The four-bladed star darted across the platform, cutting clean through each rope and burying itself in the sternum of the Mnogo priest. The priest wailed and toppled backward off the platform, his creamy robe stained by blood and the muck of the street. The five victims fell from their nooses onto wooden planks of the gallows.
Shouting, blood oozing from his split chin, the lynchman came at Racath with an axe. Out of the corner of his eye, Racath saw the tiny pile of rags on the platform. Clara. She was motionless. Her eyes were open, but they were empty, unseeing. Her breath had given out before Racath could get to her.
In that brief instant, the image scorched itself Racath’s mind. The image of a little Human girl, almost too young to understand what was happening. Her face tearstained. Her eyes hollow. Her skin cold. Her neck bruised and purple.
Rage overpowered him. One Stinger slid shut and his fist launched forward with all the fury of a battering ram. His gauntleted knuckles connected with the lynchman’s voice box. Almost instantly, blood and bile erupted from the Ark
ûl’s mouth in an awful, rasping wheeze. He dropped his axe, his hands flying to his pulverized throat.
Racath caught the axe before it could hit the ground. Screaming, the Majiski whipped it around and drove it through the lynchman’s boot, nailing his foot to the platform. Opening both Stingers again, he stepped behind the Arkûl and slashed through both hamstrings. Gargling, the lynchman fell to the wooden planks, crippled but alive.

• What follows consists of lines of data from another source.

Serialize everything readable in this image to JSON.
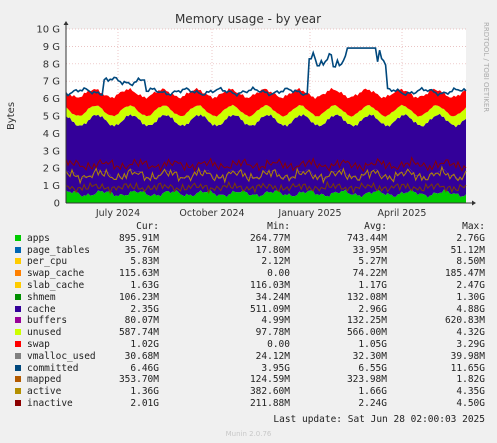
{
  "chart_data": {
    "type": "area",
    "title": "Memory usage - by year",
    "ylabel": "Bytes",
    "watermark": "RRDTOOL / TOBI OETIKER",
    "y_ticks": [
      "0",
      "1 G",
      "2 G",
      "3 G",
      "4 G",
      "5 G",
      "6 G",
      "7 G",
      "8 G",
      "9 G",
      "10 G"
    ],
    "ylim": [
      0,
      10
    ],
    "x_ticks": [
      "July 2024",
      "October 2024",
      "January 2025",
      "April 2025"
    ],
    "grid": true,
    "colors": {
      "apps": "#00cc00",
      "page_tables": "#0066b3",
      "per_cpu": "#ff8000",
      "swap_cache": "#ffcc00",
      "slab_cache": "#330099",
      "cache": "#330099",
      "buffers": "#990099",
      "unused": "#ccff00",
      "swap": "#ff0000",
      "committed": "#00487d",
      "mapped": "#7d3d00",
      "active": "#b38600",
      "inactive": "#8c0000"
    }
  },
  "legend": {
    "headers": {
      "cur": "Cur:",
      "min": "Min:",
      "avg": "Avg:",
      "max": "Max:"
    },
    "rows": [
      {
        "name": "apps",
        "color": "#00cc00",
        "cur": "895.91M",
        "min": "264.77M",
        "avg": "743.44M",
        "max": "2.76G"
      },
      {
        "name": "page_tables",
        "color": "#0066b3",
        "cur": "35.76M",
        "min": "17.80M",
        "avg": "33.95M",
        "max": "51.12M"
      },
      {
        "name": "per_cpu",
        "color": "#ffcc00",
        "cur": "5.83M",
        "min": "2.12M",
        "avg": "5.27M",
        "max": "8.50M"
      },
      {
        "name": "swap_cache",
        "color": "#ff8000",
        "cur": "115.63M",
        "min": "0.00",
        "avg": "74.22M",
        "max": "185.47M"
      },
      {
        "name": "slab_cache",
        "color": "#ffcc00",
        "cur": "1.63G",
        "min": "116.03M",
        "avg": "1.17G",
        "max": "2.47G"
      },
      {
        "name": "shmem",
        "color": "#008f00",
        "cur": "106.23M",
        "min": "34.24M",
        "avg": "132.08M",
        "max": "1.30G"
      },
      {
        "name": "cache",
        "color": "#330099",
        "cur": "2.35G",
        "min": "511.09M",
        "avg": "2.96G",
        "max": "4.88G"
      },
      {
        "name": "buffers",
        "color": "#990099",
        "cur": "80.07M",
        "min": "4.99M",
        "avg": "132.25M",
        "max": "620.83M"
      },
      {
        "name": "unused",
        "color": "#ccff00",
        "cur": "587.74M",
        "min": "97.78M",
        "avg": "566.00M",
        "max": "4.32G"
      },
      {
        "name": "swap",
        "color": "#ff0000",
        "cur": "1.02G",
        "min": "0.00",
        "avg": "1.05G",
        "max": "3.29G"
      },
      {
        "name": "vmalloc_used",
        "color": "#808080",
        "cur": "30.68M",
        "min": "24.12M",
        "avg": "32.30M",
        "max": "39.98M"
      },
      {
        "name": "committed",
        "color": "#00487d",
        "cur": "6.46G",
        "min": "3.95G",
        "avg": "6.55G",
        "max": "11.65G"
      },
      {
        "name": "mapped",
        "color": "#b35a00",
        "cur": "353.70M",
        "min": "124.59M",
        "avg": "323.98M",
        "max": "1.82G"
      },
      {
        "name": "active",
        "color": "#b38f00",
        "cur": "1.36G",
        "min": "382.60M",
        "avg": "1.66G",
        "max": "4.35G"
      },
      {
        "name": "inactive",
        "color": "#8c0000",
        "cur": "2.01G",
        "min": "211.88M",
        "avg": "2.24G",
        "max": "4.50G"
      }
    ]
  },
  "footer": {
    "last_update": "Last update: Sat Jun 28 02:00:03 2025",
    "munin": "Munin 2.0.76"
  }
}
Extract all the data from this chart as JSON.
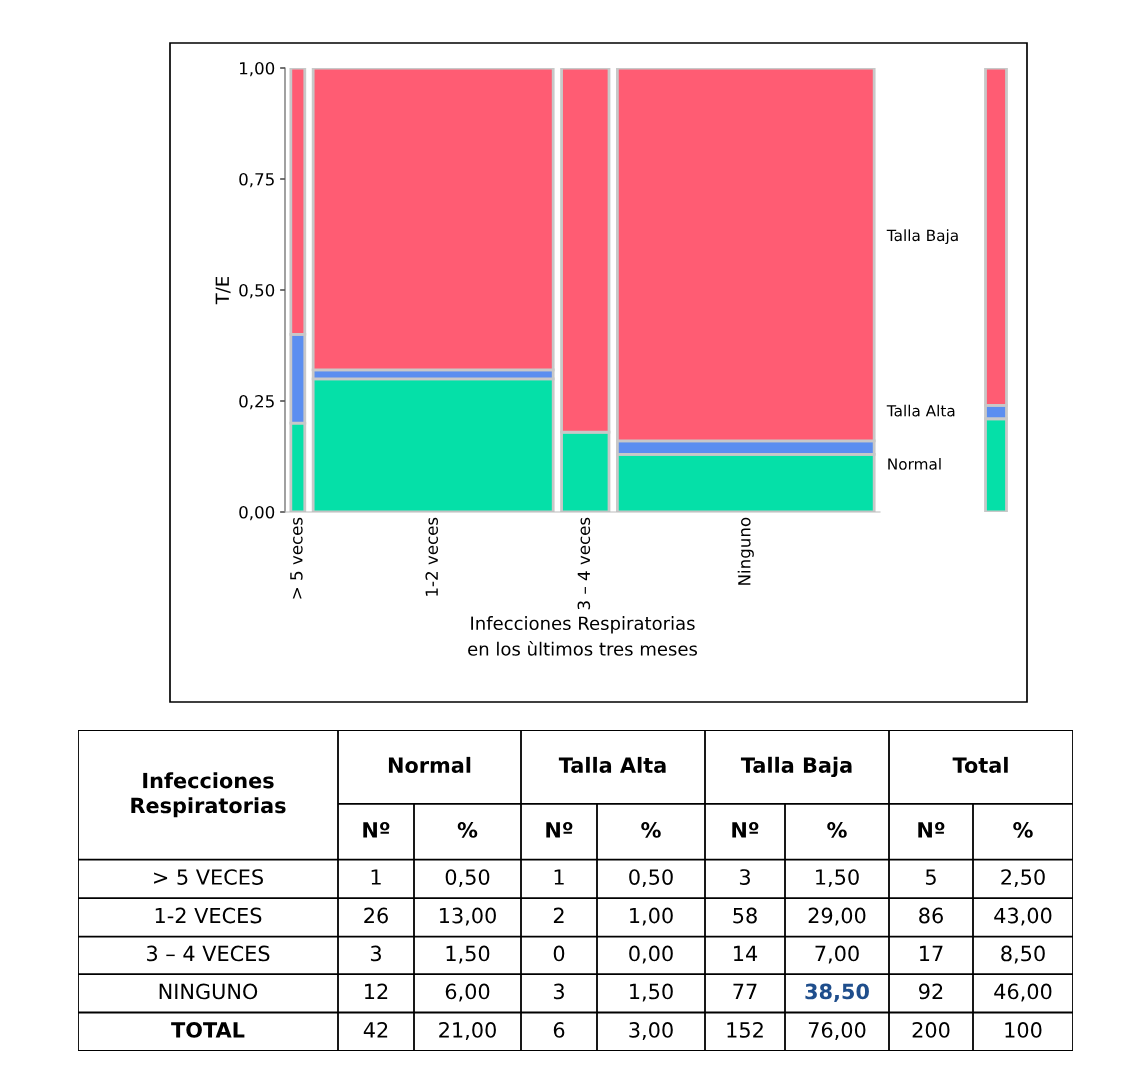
{
  "chart_data": [
    {
      "type": "bar",
      "stacked": true,
      "ylabel": "T/E",
      "xlabel": "Infecciones Respiratorias\nen los ùltimos tres meses",
      "categories": [
        "> 5 veces",
        "1-2 veces",
        "3 – 4 veces",
        "Ninguno"
      ],
      "series": [
        {
          "color": "#05e0a8",
          "values": [
            0.2,
            0.3,
            0.18,
            0.13
          ]
        },
        {
          "color": "#5b8ef0",
          "values": [
            0.2,
            0.02,
            0.0,
            0.03
          ]
        },
        {
          "color": "#ff5c73",
          "values": [
            0.6,
            0.68,
            0.82,
            0.84
          ]
        }
      ],
      "ylim": [
        0,
        1
      ],
      "yticks": [
        {
          "value": 0,
          "label": "0,00"
        },
        {
          "value": 0.25,
          "label": "0,25"
        },
        {
          "value": 0.5,
          "label": "0,50"
        },
        {
          "value": 0.75,
          "label": "0,75"
        },
        {
          "value": 1,
          "label": "1,00"
        }
      ],
      "grid": false
    },
    {
      "type": "bar",
      "stacked": true,
      "categories": [
        null
      ],
      "series": [
        {
          "name": "Normal",
          "color": "#05e0a8",
          "values": [
            0.21
          ]
        },
        {
          "name": "Talla Alta",
          "color": "#5b8ef0",
          "values": [
            0.03
          ]
        },
        {
          "name": "Talla Baja",
          "color": "#ff5c73",
          "values": [
            0.76
          ]
        }
      ],
      "ylim": [
        0,
        1
      ],
      "tick_labels": false,
      "grid": false,
      "legend": "left"
    },
    {
      "type": "other",
      "annotations": [
        "Infecciones\nRespiratorias",
        "Normal",
        "Talla Alta",
        "Talla Baja",
        "Total"
      ],
      "categories": [
        "> 5 VECES",
        "1-2 VECES",
        "3 – 4 VECES",
        "NINGUNO",
        "TOTAL"
      ],
      "series": [
        {
          "name": "Nº",
          "color": "#000000",
          "values": [
            1,
            26,
            3,
            12,
            42
          ],
          "value_labels": [
            "1",
            "26",
            "3",
            "12",
            "42"
          ]
        },
        {
          "name": "%",
          "color": "#000000",
          "values": [
            0.5,
            13,
            1.5,
            6,
            21
          ],
          "value_labels": [
            "0,50",
            "13,00",
            "1,50",
            "6,00",
            "21,00"
          ]
        },
        {
          "name": "Nº",
          "color": "#000000",
          "values": [
            1,
            2,
            0,
            3,
            6
          ],
          "value_labels": [
            "1",
            "2",
            "0",
            "3",
            "6"
          ]
        },
        {
          "name": "%",
          "color": "#000000",
          "values": [
            0.5,
            1,
            0,
            1.5,
            3
          ],
          "value_labels": [
            "0,50",
            "1,00",
            "0,00",
            "1,50",
            "3,00"
          ]
        },
        {
          "name": "Nº",
          "color": "#000000",
          "values": [
            3,
            58,
            14,
            77,
            152
          ],
          "value_labels": [
            "3",
            "58",
            "14",
            "77",
            "152"
          ]
        },
        {
          "name": "%",
          "color": "#000000",
          "colors": [
            "#000000",
            "#000000",
            "#000000",
            "#1f4e8c",
            "#000000"
          ],
          "values": [
            1.5,
            29,
            7,
            38.5,
            76
          ],
          "value_labels": [
            "1,50",
            "29,00",
            "7,00",
            "38,50",
            "76,00"
          ]
        },
        {
          "name": "Nº",
          "color": "#000000",
          "values": [
            5,
            86,
            17,
            92,
            200
          ],
          "value_labels": [
            "5",
            "86",
            "17",
            "92",
            "200"
          ]
        },
        {
          "name": "%",
          "color": "#000000",
          "values": [
            2.5,
            43,
            8.5,
            46,
            100
          ],
          "value_labels": [
            "2,50",
            "43,00",
            "8,50",
            "46,00",
            "100"
          ]
        }
      ]
    }
  ]
}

His breaths coming sharp and angry, Racath looked around to find the mob standing over the stoned corpses of the street-level guards. But his heart plummeted when he saw a boy standing at the front of the throng, eyes colored a raw, teary red. It was the urchin, Quentin. With painful slowness, the boy climbed the stairs to the platform. The crowd fell into a reverent silence, pity and pain in their eyes as they watched Quentin.

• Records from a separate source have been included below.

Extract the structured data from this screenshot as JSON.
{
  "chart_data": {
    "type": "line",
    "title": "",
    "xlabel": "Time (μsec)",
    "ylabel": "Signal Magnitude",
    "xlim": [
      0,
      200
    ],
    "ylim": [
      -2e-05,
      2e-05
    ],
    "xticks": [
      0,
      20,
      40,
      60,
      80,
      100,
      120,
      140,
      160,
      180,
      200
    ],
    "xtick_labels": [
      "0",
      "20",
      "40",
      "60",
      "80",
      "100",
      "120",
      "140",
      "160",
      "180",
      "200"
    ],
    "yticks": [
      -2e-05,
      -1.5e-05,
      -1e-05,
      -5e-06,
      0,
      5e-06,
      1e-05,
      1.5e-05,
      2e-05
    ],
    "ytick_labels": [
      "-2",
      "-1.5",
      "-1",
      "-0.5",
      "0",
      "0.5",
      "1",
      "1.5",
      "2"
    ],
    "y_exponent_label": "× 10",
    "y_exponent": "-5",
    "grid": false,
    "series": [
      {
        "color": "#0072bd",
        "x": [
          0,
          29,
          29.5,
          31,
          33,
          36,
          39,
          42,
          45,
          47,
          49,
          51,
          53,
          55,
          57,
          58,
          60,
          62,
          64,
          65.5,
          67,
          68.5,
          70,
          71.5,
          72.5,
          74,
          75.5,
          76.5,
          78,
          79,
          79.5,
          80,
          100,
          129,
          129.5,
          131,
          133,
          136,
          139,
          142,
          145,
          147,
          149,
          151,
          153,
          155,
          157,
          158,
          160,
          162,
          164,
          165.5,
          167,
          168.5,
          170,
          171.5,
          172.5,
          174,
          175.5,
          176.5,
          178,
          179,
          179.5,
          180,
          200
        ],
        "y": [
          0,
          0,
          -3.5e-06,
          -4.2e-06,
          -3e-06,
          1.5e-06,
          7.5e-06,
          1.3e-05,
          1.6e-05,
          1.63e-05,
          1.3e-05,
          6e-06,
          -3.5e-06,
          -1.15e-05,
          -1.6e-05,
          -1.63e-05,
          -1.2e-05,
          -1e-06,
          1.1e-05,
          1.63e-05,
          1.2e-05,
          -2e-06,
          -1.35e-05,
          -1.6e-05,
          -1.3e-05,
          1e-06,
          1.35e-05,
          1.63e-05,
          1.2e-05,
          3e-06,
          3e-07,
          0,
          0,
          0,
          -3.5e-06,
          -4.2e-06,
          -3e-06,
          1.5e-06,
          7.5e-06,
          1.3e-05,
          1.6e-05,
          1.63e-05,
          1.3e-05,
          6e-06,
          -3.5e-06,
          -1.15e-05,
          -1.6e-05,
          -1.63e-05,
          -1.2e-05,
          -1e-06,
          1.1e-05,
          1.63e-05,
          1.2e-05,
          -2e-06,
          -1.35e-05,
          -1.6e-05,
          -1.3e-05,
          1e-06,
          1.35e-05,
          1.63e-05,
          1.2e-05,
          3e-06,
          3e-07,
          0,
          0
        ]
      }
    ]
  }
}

He went to the broken body of his sister, taking her in his arms. She looked so small. Racath watched as sobs choked Quentin, tears tumbling down his face as he stroked Clara’s soft, raven head.
“Clara…” the boy mourned, a sad smile creasing his face. “She’da been eight next week. She were all excited about it…I’d been savin’ up to buy her this silly liddle doll she fancied…” Quentin looked at Racath. “She were the sweetest liddle thing…she didn’t do nothing. Why her? Why’d they pick her?”

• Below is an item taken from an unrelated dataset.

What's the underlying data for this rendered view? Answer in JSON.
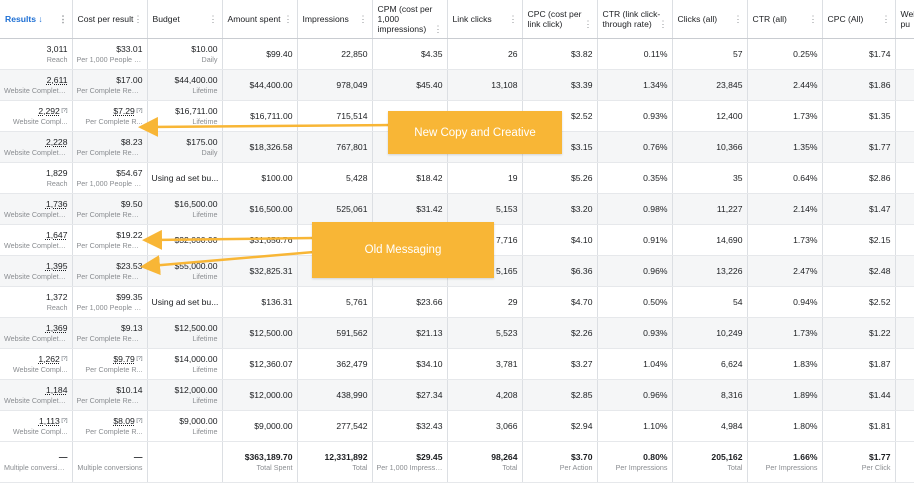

Quentin’s words were like a spike in Racath’s heart. His own tears fell, hot and stinging on his face. He had failed them. Failed Quentin. Failed Clara. “Because they could,” he answered quietly. “Because they hate anything beautiful.”
There was a wet cough. Everybody looked toward the source of the sound. The maimed lynchman at Racath’s feet coughed again, his chest heaving violently.
Quentin’s face darkened. He rested his sister back down on the platform. The boy walked over to Racath’s side, standing over the broken Arkûl.
Fists shaking, Quentin looked from the lynchman, to Racath. “What do we do with ‘im?”